We’ve discovered some of the new items which are being screened for inclusion in the Trump store, and thought we’d provide you sneak peeks:
- Trump branded adult diapers, with the slogan “Shit, yeah, it’s Trump!” (elastic seals not guaranteed)
- Trump brand surgical masks (recycled from old “Hoax” signs)
- The WWTD bracelet “special collection” with the embossed signatures of Paula White, Franklin Graham, Robert Jeffress and more. Individually priced.
- Constitution-imprinted toilet paper, marked as “Show you care about the founders as much as Trump does.” Also available in “Barr-sized” travel packs.
- Replica issues of magazines with Trump on the cover, pre-rolled. (An addition to the “Stormy Nights” collection)

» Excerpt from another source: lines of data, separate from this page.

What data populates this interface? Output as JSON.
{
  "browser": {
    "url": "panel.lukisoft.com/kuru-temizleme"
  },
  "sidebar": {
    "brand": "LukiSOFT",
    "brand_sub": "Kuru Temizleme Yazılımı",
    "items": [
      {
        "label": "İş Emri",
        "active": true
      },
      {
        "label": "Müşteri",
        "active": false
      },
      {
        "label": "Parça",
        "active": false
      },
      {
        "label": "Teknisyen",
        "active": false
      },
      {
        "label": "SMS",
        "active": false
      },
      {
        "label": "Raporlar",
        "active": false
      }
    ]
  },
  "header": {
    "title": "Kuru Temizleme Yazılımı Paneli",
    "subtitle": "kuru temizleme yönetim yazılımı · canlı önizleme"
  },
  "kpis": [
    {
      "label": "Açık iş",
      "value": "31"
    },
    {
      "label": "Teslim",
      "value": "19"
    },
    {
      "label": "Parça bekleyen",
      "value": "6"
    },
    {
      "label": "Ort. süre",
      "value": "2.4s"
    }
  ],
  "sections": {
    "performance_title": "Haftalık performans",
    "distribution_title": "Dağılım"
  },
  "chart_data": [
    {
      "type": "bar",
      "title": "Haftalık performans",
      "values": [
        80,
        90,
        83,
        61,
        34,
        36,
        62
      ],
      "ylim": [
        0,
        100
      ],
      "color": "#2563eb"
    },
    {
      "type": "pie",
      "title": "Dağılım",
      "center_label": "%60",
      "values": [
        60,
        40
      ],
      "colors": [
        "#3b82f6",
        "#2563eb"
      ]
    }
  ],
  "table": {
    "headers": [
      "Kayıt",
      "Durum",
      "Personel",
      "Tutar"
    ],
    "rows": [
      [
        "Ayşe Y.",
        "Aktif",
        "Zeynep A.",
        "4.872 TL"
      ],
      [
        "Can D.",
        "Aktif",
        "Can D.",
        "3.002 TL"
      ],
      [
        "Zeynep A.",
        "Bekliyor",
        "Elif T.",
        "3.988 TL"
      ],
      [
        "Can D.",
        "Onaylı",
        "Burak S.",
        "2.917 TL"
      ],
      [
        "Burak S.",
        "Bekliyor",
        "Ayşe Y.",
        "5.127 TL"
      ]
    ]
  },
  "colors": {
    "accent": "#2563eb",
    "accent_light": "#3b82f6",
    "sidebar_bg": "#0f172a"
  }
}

- $20 gift certificates for one night with Melania, no questions asked. Discounts available for Canadian officials.
- Plush “gay frog”, with a free DVD of Plandemic now included.
- Music boxes, one each of the Trump/Putin joint press conference and the first Trump/Kim summit, both play “Endless Love” when wound.
- The “Oscar Health coding kit” for kids who want to learn how to make a government website just like the one from the Kushner owned company. Contains application for grant money but no actual coding instructions.
More additions will likely be made to the list. Ted Cruz and Marco Rubio have been given triple doses of the President’s Adderall stash and are bouncing ideas off of each other as this is being typed.